Thursday, January 3, 2008

ULIP vs Mutual Fund

Unit Links Insurance Plan (ULIP) and Mutual Fund (MF) are the two most preferred options for a part time investor to invest into equity. But how do we decide which one should we go for. Though it is very easy to decide, people tend to confuse themselves most of the time. This article talks about some points that you need to consider while deciding which option we want to take.

Mutual Fund are pure investments. ULIP are combination of Insurance and Investment.

First question that we need to answer while buying ULIP is - Do I need to buy insurance?

1) Does the person seeking insurance have any financial liabilities?
2) If something happens to the person, Is there someone who can be in a financial crisis?

If the answer to the above two question is yes, I NEED TO BUY INSURANCE.

Now let us compare ULIP and MF based on certain well known facts:

1) Insurance
ULIPs provide you with insurance cover.
MFs don't provide you with insurance cover.

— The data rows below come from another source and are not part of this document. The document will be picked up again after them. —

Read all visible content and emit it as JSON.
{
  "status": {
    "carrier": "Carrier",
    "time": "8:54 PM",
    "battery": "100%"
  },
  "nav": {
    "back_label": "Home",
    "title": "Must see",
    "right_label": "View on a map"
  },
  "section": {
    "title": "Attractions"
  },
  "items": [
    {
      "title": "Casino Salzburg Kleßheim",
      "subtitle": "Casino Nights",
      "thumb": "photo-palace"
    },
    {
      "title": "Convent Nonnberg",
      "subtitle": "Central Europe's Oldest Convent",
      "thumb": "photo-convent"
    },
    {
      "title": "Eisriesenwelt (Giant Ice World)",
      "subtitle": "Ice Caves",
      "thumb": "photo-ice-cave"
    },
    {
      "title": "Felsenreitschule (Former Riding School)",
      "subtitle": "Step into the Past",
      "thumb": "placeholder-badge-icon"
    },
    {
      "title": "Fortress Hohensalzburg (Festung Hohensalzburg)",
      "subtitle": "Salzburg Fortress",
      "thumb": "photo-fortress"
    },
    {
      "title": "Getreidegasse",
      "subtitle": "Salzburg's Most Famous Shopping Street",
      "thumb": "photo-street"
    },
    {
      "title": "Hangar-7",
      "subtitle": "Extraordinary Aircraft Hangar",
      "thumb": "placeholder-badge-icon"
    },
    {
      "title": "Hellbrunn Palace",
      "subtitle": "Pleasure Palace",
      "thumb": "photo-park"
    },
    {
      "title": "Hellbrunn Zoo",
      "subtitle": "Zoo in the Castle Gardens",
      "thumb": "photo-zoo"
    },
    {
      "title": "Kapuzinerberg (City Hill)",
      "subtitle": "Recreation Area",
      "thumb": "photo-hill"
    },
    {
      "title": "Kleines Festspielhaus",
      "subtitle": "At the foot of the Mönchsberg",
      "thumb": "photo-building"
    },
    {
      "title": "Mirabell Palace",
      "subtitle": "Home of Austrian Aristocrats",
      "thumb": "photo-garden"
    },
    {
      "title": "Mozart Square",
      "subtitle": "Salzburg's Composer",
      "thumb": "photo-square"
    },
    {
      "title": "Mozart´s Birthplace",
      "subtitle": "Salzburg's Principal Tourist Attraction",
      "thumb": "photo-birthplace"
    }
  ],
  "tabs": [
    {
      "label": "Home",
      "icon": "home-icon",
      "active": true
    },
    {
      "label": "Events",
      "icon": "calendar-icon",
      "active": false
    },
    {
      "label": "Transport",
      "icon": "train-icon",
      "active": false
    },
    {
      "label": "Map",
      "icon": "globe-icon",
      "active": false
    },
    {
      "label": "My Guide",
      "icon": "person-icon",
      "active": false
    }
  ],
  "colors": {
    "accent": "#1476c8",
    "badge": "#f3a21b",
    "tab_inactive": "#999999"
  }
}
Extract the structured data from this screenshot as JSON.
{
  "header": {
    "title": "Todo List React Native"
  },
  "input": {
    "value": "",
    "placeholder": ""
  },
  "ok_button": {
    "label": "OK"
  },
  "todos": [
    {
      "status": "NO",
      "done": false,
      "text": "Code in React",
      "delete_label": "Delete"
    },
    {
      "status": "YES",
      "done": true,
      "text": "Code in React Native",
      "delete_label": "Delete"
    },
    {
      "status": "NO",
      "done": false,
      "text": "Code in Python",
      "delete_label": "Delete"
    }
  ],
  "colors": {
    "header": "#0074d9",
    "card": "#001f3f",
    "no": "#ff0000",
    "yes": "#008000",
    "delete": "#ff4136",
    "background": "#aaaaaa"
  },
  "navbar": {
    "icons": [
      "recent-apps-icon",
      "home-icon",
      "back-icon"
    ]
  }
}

A point in favor of ULIPs. But let me tell you that you don't get this insurance cover for free. Mortality charges (i.e. the price you pay for the insurance cover) get deducted from your investment.

2) Entry Load
ULIPs generally come with a huge entry load. For different schemes, this can vary between 5 to 40% of the first years premium.
MFs have a small entry load of a maximum of 2.5% which can also be waved off if you apply directly (i.e. not through a agent).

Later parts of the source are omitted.